Empty Suit Litigation®” addresses both individual claims where there has been no real injury or economic loss, and class actions that rely on speculative or expert-driven theories of harm or class-wide damages.

Definitely worth checking out.  

 

Class Certification Denied in Drug Case

A federal court rejected a proposed class action in which plaintiffs alleged that a drug maker misstated the frequency of potential side effects.  See Saavedra v. Eli Lilly & Co., No. 12-09366 (C.D. Calif., 12/18/14).
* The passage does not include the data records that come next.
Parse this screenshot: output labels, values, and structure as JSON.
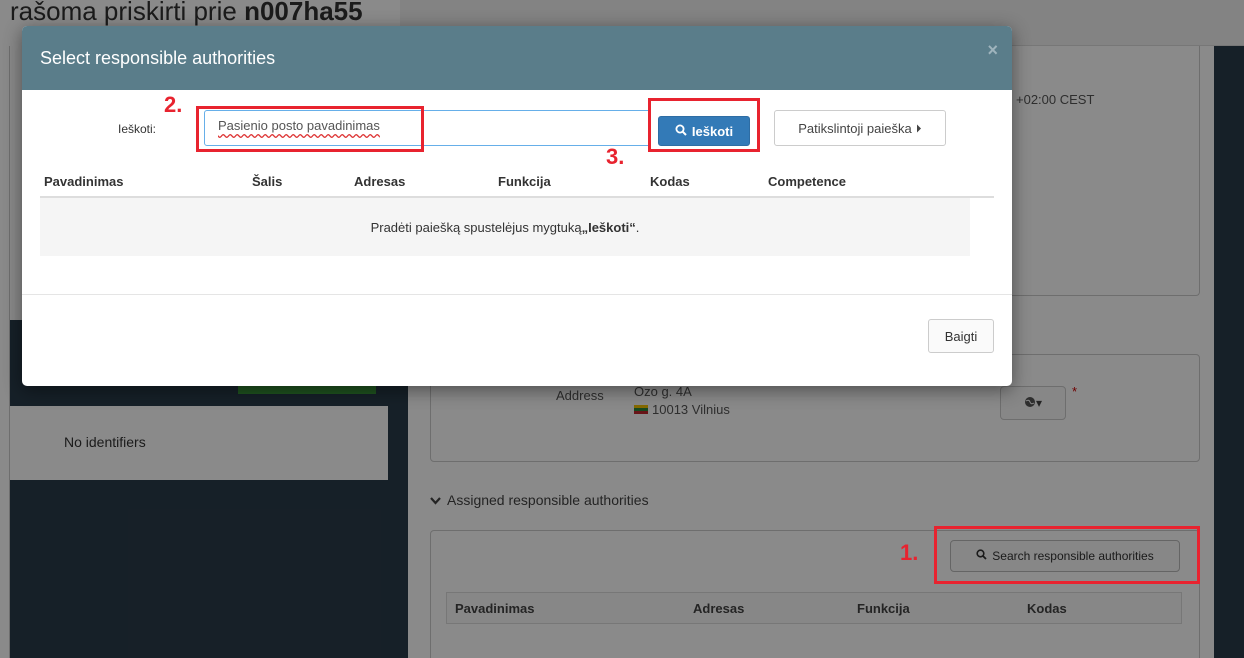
{
  "background": {
    "title_prefix": "rašoma priskirti prie",
    "title_id": "n007ha55",
    "timezone": "+02:00 CEST",
    "no_identifiers": "No identifiers",
    "address_label": "Address",
    "address_line1": "Ozo g. 4A",
    "address_line2": "10013 Vilnius",
    "required_mark": "*",
    "section_title": "Assigned responsible authorities",
    "search_authorities_button": "Search responsible authorities",
    "table_headers": [
      "Pavadinimas",
      "Adresas",
      "Funkcija",
      "Kodas"
    ]
  },
  "modal": {
    "title": "Select responsible authorities",
    "close_glyph": "×",
    "search_label": "Ieškoti:",
    "search_value": "Pasienio posto pavadinimas",
    "search_button": "Ieškoti",
    "refine_button": "Patikslintoji paieška",
    "columns": [
      "Pavadinimas",
      "Šalis",
      "Adresas",
      "Funkcija",
      "Kodas",
      "Competence"
    ],
    "empty_prefix": "Pradėti paiešką spustelėjus mygtuką ",
    "empty_bold": "„Ieškoti“",
    "empty_suffix": ".",
    "finish_button": "Baigti"
  },
  "annotations": [
    "1.",
    "2.",
    "3."
  ],
  "colors": {
    "header": "#5a7d8a",
    "primary_button": "#337ab7",
    "annotation": "#e8232f",
    "dark_panel": "#2a3b4a"
  }
}
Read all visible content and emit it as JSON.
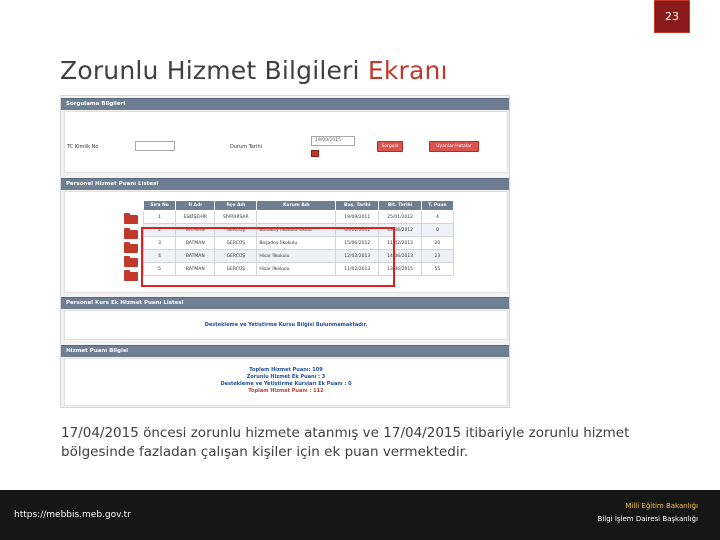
{
  "slide": {
    "page_number": "23",
    "title_plain": "Zorunlu Hizmet Bilgileri ",
    "title_highlight": "Ekranı",
    "description": "17/04/2015 öncesi zorunlu hizmete atanmış ve 17/04/2015  itibariyle zorunlu hizmet bölgesinde fazladan çalışan kişiler için ek puan vermektedir.",
    "accent_color": "#c0392b"
  },
  "screen": {
    "query_section": {
      "title": "Sorgulama Bilgileri",
      "tc_label": "TC Kimlik No",
      "tc_value": "",
      "date_label": "Durum Tarihi",
      "date_value": "19/09/2015",
      "query_button": "Sorgula",
      "warnings_button": "Uyarılar-Hatalar"
    },
    "points_section": {
      "title": "Personel Hizmet Puanı Listesi",
      "columns": [
        "Sıra No",
        "İl Adı",
        "İlçe Adı",
        "Kurum Adı",
        "Baş. Tarihi",
        "Bit. Tarihi",
        "T. Puan"
      ],
      "rows": [
        [
          "1",
          "ESKİŞEHİR",
          "SİVRİHİSAR",
          "",
          "19/09/2011",
          "25/01/2012",
          "4"
        ],
        [
          "2",
          "BATMAN",
          "GERCÜŞ",
          "Budakoy İlkokulu Okulu",
          "06/02/2012",
          "13/06/2012",
          "0"
        ],
        [
          "3",
          "BATMAN",
          "GERCÜŞ",
          "Beşadey İlkokulu",
          "15/06/2012",
          "11/02/2013",
          "20"
        ],
        [
          "4",
          "BATMAN",
          "GERCÜŞ",
          "Hisar İlkokulu",
          "12/02/2013",
          "14/06/2013",
          "23"
        ],
        [
          "5",
          "BATMAN",
          "GERCÜŞ",
          "Hisar İlkokulu",
          "11/02/2013",
          "13/06/2015",
          "55"
        ]
      ]
    },
    "course_section": {
      "title": "Personel Kurs Ek Hizmet Puanı Listesi",
      "message": "Destekleme ve Yetiştirme Kursu Bilgisi Bulunmamaktadır."
    },
    "summary_section": {
      "title": "Hizmet Puanı Bilgisi",
      "lines": [
        "Toplam Hizmet Puanı: 109",
        "Zorunlu Hizmet Ek Puanı : 3",
        "Destekleme ve Yetiştirme Kursları Ek Puanı : 0",
        "Toplam Hizmet Puanı : 112"
      ]
    }
  },
  "footer": {
    "url": "https://mebbis.meb.gov.tr",
    "org_line1": "Milli Eğitim Bakanlığı",
    "org_line2": "Bilgi İşlem Dairesi Başkanlığı"
  }
}
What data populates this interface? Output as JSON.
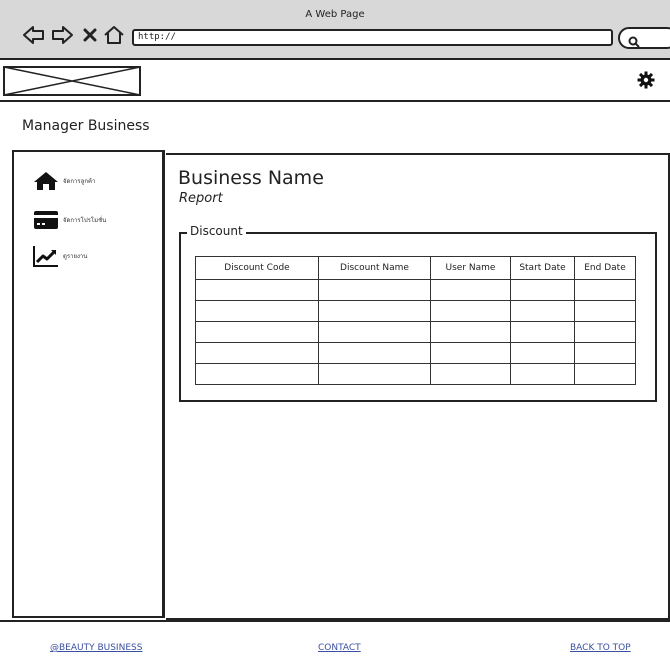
{
  "browser": {
    "window_title": "A Web Page",
    "url": "http://",
    "icons": [
      "back-arrow-icon",
      "forward-arrow-icon",
      "close-icon",
      "home-icon",
      "search-icon"
    ]
  },
  "header": {
    "logo": "logo-placeholder",
    "settings_icon": "gear-icon"
  },
  "app": {
    "title": "Manager Business"
  },
  "sidebar": {
    "items": [
      {
        "icon": "home-icon",
        "label": "จัดการลูกค้า"
      },
      {
        "icon": "credit-card-icon",
        "label": "จัดการโปรโมชั่น"
      },
      {
        "icon": "trend-chart-icon",
        "label": "ดูรายงาน"
      }
    ]
  },
  "main": {
    "business_name": "Business Name",
    "subtitle": "Report",
    "discount_section": {
      "legend": "Discount",
      "columns": [
        "Discount Code",
        "Discount Name",
        "User Name",
        "Start Date",
        "End Date"
      ],
      "rows": [
        [
          "",
          "",
          "",
          "",
          ""
        ],
        [
          "",
          "",
          "",
          "",
          ""
        ],
        [
          "",
          "",
          "",
          "",
          ""
        ],
        [
          "",
          "",
          "",
          "",
          ""
        ],
        [
          "",
          "",
          "",
          "",
          ""
        ]
      ]
    }
  },
  "footer": {
    "brand_link": "@BEAUTY BUSINESS",
    "contact_link": "CONTACT",
    "back_to_top_link": "BACK TO TOP"
  }
}
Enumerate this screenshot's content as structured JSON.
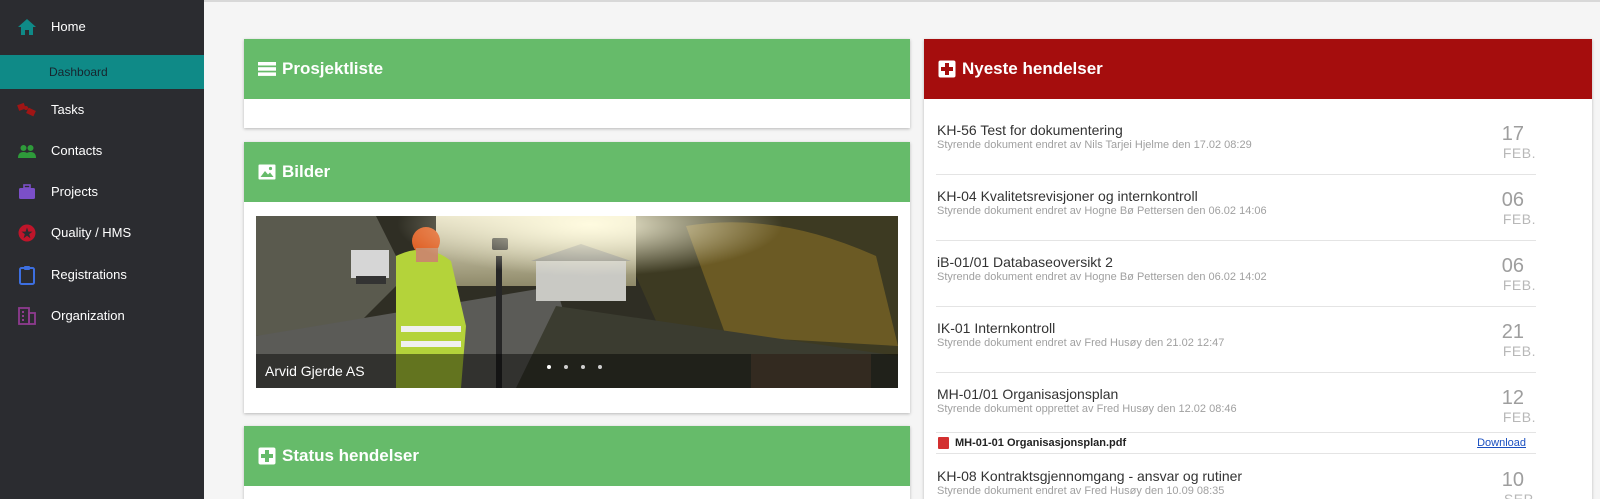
{
  "sidebar": {
    "items": [
      {
        "label": "Home",
        "icon": "home-icon",
        "color": "#0f8a87"
      },
      {
        "label": "Dashboard"
      },
      {
        "label": "Tasks",
        "icon": "tasks-icon",
        "color": "#a01515"
      },
      {
        "label": "Contacts",
        "icon": "contacts-icon",
        "color": "#2e9b3a"
      },
      {
        "label": "Projects",
        "icon": "briefcase-icon",
        "color": "#7b4fc8"
      },
      {
        "label": "Quality / HMS",
        "icon": "quality-icon",
        "color": "#c0152a"
      },
      {
        "label": "Registrations",
        "icon": "clipboard-icon",
        "color": "#3d6fe0"
      },
      {
        "label": "Organization",
        "icon": "organization-icon",
        "color": "#8e3b8f"
      }
    ]
  },
  "panels": {
    "project_list": {
      "title": "Prosjektliste"
    },
    "images": {
      "title": "Bilder",
      "caption": "Arvid Gjerde AS",
      "slide_count": 4,
      "active_slide": 1
    },
    "status_events": {
      "title": "Status hendelser"
    },
    "latest_events": {
      "title": "Nyeste hendelser"
    }
  },
  "events": [
    {
      "title": "KH-56 Test for dokumentering",
      "subtitle": "Styrende dokument endret av Nils Tarjei Hjelme den 17.02 08:29",
      "day": "17",
      "month": "FEB."
    },
    {
      "title": "KH-04 Kvalitetsrevisjoner og internkontroll",
      "subtitle": "Styrende dokument endret av Hogne Bø Pettersen den 06.02 14:06",
      "day": "06",
      "month": "FEB."
    },
    {
      "title": "iB-01/01 Databaseoversikt 2",
      "subtitle": "Styrende dokument endret av Hogne Bø Pettersen den 06.02 14:02",
      "day": "06",
      "month": "FEB."
    },
    {
      "title": "IK-01 Internkontroll",
      "subtitle": "Styrende dokument endret av Fred Husøy den 21.02 12:47",
      "day": "21",
      "month": "FEB."
    },
    {
      "title": "MH-01/01 Organisasjonsplan",
      "subtitle": "Styrende dokument opprettet av Fred Husøy den 12.02 08:46",
      "day": "12",
      "month": "FEB."
    },
    {
      "title": "KH-08 Kontraktsgjennomgang - ansvar og rutiner",
      "subtitle": "Styrende dokument endret av Fred Husøy den 10.09 08:35",
      "day": "10",
      "month": "SEP."
    }
  ],
  "attachment": {
    "name": "MH-01-01 Organisasjonsplan.pdf",
    "action": "Download",
    "icon": "pdf-icon"
  },
  "colors": {
    "sidebar": "#2b2c30",
    "active_nav": "#0f8a87",
    "green_header": "#66bb6a",
    "red_header": "#a50d0d"
  }
}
Plaintiffs alleged they were harmed because the defendant allegedly understated the risk of withdrawal-related side effects, so they purportedly received a product that had less value than they expected it to have. Plaintiffs asserted that their proposed class met the requirements for Rule 23(b)(3). To qualify for certification under this subsection, a class must satisfy two conditions: (1) common questions of law or fact must “predominate over any questions affecting only individual members,” and (2) class resolution must be “superior to other available methods for the fair and efficient adjudication of the controversy.” Fed. R. Civ. P. 23(b)(3). The predominance requirement is satisfied where common questions comprise a significant portion of the case and can be resolved for all class members in one adjudication. See In re ConAgra Foods, Inc.,  No. CV 11-05379 MMM AGRX, 2014 WL 4104405, at *29 (C.D. Cal. Aug. 1, 2014). 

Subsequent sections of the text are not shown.